This past week, Brock Lesnar ended years of speculation of a return to the Octagon by signing a multi-year contract with World Wrestling Entertainment (WWE), his home since retiring from active MMA competition after a knockout loss to Alistair Overeem in December 2011. Ever since that moment, speculative click-bait articles appeared on a regular basis, positing that everything from his appearance in the crowd at last month’s UFC 184 to the cycles of the moon meant for Lesnar’s return to his old stomping grounds in the UFC. Outside of UFC women’s bantamweight champion Ronda Rousey, the UFC lacks any one clear star, and had Lesnar chosen to step back into the cage after over three years away he would have provided an instant boost to recently lagging pay-per-view sales. And while Lesnar might have been able to carve out a respectable living squashing name heavyweights past their primes, the 37-year-old former heavyweight champion would never again have risen to the same heights he had previously enjoyed.
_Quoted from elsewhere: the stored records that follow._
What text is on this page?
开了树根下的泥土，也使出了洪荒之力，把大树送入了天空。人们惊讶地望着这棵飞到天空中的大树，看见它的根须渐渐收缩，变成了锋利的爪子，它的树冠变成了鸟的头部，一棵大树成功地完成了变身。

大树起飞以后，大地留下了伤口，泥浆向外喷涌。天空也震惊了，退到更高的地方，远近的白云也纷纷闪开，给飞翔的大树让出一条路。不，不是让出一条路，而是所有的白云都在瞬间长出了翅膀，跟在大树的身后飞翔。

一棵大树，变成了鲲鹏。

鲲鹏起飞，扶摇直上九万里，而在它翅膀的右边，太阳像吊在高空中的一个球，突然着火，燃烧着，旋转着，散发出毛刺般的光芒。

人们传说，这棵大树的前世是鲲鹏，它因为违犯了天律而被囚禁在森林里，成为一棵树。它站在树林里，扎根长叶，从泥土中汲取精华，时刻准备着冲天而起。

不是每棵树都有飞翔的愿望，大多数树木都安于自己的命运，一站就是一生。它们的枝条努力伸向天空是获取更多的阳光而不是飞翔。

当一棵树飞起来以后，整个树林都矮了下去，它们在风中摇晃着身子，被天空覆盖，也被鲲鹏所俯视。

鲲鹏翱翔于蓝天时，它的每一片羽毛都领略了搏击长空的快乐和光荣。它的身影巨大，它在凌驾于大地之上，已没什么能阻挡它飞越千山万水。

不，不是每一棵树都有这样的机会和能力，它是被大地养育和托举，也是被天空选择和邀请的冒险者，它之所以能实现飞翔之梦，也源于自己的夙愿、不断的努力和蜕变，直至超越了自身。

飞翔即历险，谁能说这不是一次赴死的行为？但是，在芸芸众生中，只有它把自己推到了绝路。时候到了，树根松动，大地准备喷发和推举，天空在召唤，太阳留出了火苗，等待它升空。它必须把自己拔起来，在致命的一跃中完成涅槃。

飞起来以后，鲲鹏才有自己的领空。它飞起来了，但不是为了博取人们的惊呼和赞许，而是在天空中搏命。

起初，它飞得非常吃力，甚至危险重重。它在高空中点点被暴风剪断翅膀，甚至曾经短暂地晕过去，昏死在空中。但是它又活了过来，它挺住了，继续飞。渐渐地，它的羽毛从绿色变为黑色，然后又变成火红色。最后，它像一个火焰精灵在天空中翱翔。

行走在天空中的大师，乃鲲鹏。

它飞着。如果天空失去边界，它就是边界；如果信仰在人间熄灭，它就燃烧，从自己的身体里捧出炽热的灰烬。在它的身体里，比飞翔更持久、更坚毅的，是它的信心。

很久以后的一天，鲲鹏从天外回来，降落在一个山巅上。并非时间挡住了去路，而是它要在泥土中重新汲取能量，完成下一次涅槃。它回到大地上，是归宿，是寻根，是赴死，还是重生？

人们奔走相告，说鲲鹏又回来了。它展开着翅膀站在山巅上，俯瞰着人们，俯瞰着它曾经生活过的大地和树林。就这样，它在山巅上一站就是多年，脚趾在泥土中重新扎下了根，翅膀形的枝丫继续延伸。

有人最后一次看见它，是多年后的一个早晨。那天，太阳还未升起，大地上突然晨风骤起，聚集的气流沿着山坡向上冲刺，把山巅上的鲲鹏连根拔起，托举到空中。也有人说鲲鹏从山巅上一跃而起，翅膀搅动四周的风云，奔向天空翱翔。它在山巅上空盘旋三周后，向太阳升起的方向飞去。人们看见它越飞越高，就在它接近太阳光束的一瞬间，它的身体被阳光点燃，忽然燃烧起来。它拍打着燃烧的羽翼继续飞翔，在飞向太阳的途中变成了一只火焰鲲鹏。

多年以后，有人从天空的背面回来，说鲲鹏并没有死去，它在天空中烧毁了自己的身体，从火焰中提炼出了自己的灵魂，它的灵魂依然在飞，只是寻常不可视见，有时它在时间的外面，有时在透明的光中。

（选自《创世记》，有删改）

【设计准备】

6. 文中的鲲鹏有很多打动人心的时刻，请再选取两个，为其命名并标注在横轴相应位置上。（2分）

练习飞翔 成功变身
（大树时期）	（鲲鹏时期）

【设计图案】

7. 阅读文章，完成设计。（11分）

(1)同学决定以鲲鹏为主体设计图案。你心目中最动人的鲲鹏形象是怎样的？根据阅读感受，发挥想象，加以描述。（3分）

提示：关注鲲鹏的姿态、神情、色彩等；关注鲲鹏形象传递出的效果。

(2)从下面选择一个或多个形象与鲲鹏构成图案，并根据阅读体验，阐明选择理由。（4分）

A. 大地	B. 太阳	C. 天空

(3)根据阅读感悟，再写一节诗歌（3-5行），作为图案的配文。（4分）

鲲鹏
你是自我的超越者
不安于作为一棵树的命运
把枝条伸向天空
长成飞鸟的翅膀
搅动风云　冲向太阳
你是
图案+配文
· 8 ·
Whether it was in the Octagon or the professional wrestling ring, Lesnar was and will always remain an outsized performer, both in his persona and his physique. Few athletes could match Lesnar in terms of sheer muscle mass, even in the outrageous world of professional wrestling. Coupled with his over the top personality and sound bite worthy quips any time someone put a microphone in his face, it was easy to see why the fans, and therefore the brass at both the WWE and UFC, became so enthralled with the monster-sized Lesnar.
Lesnar stated that as he drove into the ESPN parking lot this past week to make his intent to re-sign with the WWE official, he received a phone call from the UFC doubling its previous offer to Lesnar for a return to MMA. You can count on one hand the amount of athletes the UFC would make that type of offer to, and you’d probably still have two or three fingers left. What would the UFC have received for its offer? Probably not what it wanted.
Inside the Octagon, Lesnar was a bully. He was bigger than you, stronger than you, and meaner than you. He quite simply bowled over the likes of Heath Herring and Randy Couture en route to the UFC heavyweight world championship. A mauling of Frank Mir in defense of his newly won title further cemented his reputation as an in-cage bully.
Like most bullies however, Lesnar did not enjoy being on the receiving end of the punishment he dished out. When Shane Carwin battered Lesnar close to a finish before gassing out himself, the blueprint for beating Lesnar was suddenly exposed. If you came right at Lesnar and did not back down, hit him with a few punches — or, in the case of Overeem, kicks — Lesnar would fold. Cain Velasquez was the first to capitalize where Carwin could not, seizing the heavyweight title, and Lesnar’s air of invincibility with it, via first-round TKO in late 2010.
Had Lesnar chosen to return to the UFC, the devastating wrecking-machine persona would have remained a thing of the past. In his absence, the UFC heavyweight division has grown in depth as well as talent. The days of beating the likes of the aforementioned Herring to earn a title shot are long gone, and in their place stand athletes such as Junior dos Santos, Stipe Miocic and current interim heavyweight champion Fabricio Werdum.
Lesnar could easily handle the lower-level guys on the roster, and he would also have no trouble with past-their-prime contenders, such as the one he would face in the proposed trilogy fight with Mir, but that would have been the extent of his success in a return to the Octagon.
Two battles with diverticulitis surely played their part, but the loss of Lesnar’s bully persona and the growth of talent in the division are the two strongest factors in the demise of Lesnar’s MMA career. The UFC would have surely welcomed him back, and the company would have undoubtedly seen a profit from his return, but Lesnar is better served by sticking where the punches are scripted.